To answer this question, Dr. Boardman and her colleagues used next-generation sequencing techniques to molecularly characterize and compare colorectal polyps from Mayo Clinic patients that were associated with cancer with those from patients with polys that were benign.
Next-generation sequencing is sophisticated DNA and RNA sequencing technology which allows researchers to study biological systems at a level never before possible.
Dr. Boardman and her colleagues found that polyps adjacent to cancerous tissue exhibited distinct genetic alterations from polyps that remained cancer free. “By integrating multiple sequencing platforms, we identified a panel of 124 genes that were differentially altered between polyps that were associated with cancer and polyps that did not progress to colorectal cancer,” she says. “These results serve as a foundational study showing that polyps with and without cancer exhibit distinct molecular signatures.”
Gene expression determined by RNA-seq distinguishes CAP from CFP tissues
(A) Dendrogram based on average distance of the whole transcriptome between the CAP tissues (red) and CFP tissues (blue). Each patient ID beginning with the letter A is shown. (B) A volcano plot showing all differentially expressed genes between the CAP and CFP tissues. The x-axis is the log of the fold change in expression, and the y-axis is the log of the FDR between CAP and CFP tissues. Green dots are genes that have a fold change > 2, and FDR > 0.1. For a list of genes that are above these thresholds and colored green (C) Boxplot of CXCL5 gene expression for CAPs (peach) and CFPs (teal) polyp tissues. Y-axis is the log2 of the gene counts. The inset shows the boxplots for the normal and polyp tissues from CAP patients (left) and CFP patients (right) for CXCL5, showing the relative change between normal and polyp. Similar boxplots are also shown for (D) GREM1, (E) IGF2, (F) CTGF, and (G) PLAU.
Dr.

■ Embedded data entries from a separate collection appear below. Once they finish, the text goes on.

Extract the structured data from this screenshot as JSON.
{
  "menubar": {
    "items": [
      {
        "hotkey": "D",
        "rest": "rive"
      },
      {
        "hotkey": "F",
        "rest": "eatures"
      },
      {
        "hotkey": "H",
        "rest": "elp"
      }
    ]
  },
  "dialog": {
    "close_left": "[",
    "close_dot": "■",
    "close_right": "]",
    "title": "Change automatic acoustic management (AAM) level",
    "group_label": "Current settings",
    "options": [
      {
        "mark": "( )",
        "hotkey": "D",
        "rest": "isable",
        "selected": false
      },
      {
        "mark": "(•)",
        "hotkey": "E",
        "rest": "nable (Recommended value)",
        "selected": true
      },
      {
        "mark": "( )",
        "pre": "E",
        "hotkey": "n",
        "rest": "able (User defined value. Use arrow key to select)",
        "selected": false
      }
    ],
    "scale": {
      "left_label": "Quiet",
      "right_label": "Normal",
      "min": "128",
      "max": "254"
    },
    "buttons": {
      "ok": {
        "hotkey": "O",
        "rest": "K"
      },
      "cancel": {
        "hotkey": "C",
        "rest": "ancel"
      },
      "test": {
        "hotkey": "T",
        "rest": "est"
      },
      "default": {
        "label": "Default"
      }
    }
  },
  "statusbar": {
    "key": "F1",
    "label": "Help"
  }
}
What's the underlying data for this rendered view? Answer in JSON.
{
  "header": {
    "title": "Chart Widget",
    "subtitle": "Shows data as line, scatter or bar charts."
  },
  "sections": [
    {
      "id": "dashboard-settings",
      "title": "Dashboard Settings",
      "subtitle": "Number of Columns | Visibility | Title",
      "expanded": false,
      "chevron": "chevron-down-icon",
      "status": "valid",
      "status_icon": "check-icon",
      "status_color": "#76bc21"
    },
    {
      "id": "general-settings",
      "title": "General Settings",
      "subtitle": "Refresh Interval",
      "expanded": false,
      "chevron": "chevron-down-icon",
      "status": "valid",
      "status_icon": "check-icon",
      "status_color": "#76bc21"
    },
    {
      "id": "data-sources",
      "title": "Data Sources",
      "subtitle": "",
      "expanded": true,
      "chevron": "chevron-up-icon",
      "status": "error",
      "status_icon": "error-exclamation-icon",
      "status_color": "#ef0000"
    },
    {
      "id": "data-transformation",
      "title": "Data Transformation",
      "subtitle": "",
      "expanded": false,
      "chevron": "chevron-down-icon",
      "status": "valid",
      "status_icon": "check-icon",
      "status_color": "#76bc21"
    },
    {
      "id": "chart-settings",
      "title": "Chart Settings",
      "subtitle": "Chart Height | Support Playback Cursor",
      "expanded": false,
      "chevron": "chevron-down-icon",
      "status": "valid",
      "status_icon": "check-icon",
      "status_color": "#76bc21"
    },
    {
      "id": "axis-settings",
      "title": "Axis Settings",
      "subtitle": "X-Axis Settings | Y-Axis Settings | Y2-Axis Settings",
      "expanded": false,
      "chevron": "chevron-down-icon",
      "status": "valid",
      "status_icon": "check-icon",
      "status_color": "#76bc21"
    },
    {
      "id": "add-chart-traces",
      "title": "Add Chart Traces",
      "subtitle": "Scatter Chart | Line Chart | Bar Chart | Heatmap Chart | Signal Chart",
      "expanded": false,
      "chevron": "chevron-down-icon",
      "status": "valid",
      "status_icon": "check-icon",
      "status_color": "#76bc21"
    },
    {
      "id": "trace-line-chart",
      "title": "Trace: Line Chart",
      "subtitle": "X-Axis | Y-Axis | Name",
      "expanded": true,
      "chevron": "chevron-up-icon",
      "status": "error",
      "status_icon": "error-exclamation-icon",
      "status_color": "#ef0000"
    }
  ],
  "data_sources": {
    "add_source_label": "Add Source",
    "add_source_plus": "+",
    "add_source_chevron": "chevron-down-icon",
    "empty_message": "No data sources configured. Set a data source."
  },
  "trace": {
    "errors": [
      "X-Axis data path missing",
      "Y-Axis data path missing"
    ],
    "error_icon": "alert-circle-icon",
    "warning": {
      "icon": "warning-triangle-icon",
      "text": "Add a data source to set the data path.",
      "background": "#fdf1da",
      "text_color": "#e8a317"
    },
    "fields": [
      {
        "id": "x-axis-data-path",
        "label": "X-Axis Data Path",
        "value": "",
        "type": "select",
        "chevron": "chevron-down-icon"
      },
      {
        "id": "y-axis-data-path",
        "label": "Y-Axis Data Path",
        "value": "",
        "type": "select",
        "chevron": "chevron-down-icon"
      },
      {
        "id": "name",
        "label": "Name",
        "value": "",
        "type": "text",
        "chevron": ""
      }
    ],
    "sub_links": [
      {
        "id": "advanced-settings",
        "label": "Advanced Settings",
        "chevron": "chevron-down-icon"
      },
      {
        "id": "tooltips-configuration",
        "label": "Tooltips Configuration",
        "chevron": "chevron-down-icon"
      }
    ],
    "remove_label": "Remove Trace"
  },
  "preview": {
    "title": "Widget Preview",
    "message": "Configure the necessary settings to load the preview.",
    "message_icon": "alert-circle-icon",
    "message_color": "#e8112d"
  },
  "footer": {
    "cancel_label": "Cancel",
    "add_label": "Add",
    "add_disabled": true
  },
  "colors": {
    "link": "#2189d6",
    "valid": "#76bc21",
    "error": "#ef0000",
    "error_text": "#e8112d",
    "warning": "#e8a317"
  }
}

Boardman says the ability to identify molecular features that predict whether a polyp will transform to cancer would be a major clinical step in individualizing the care of patients with polyps. She says current national guidelines for polyp surveillance are still based only upon polyp size, number, histology and degree of dysplasia. She adds that there are currently no blood or tissue-based molecular tests used to tailor surveillance intervals for patients with polyps.
Dr. Boardman says the ability to determine a polyp’s risk for progression to cancer could have significant benefits for patients and the health care system including reducing costs, reducing risks and improving the use of colonoscopy. “This study is also the first step in our efforts to establish a pre-cancer biobank at Mayo Clinic, which will support future studies on polyps in order to prolong health by preventing pre-malignancy in the colon.”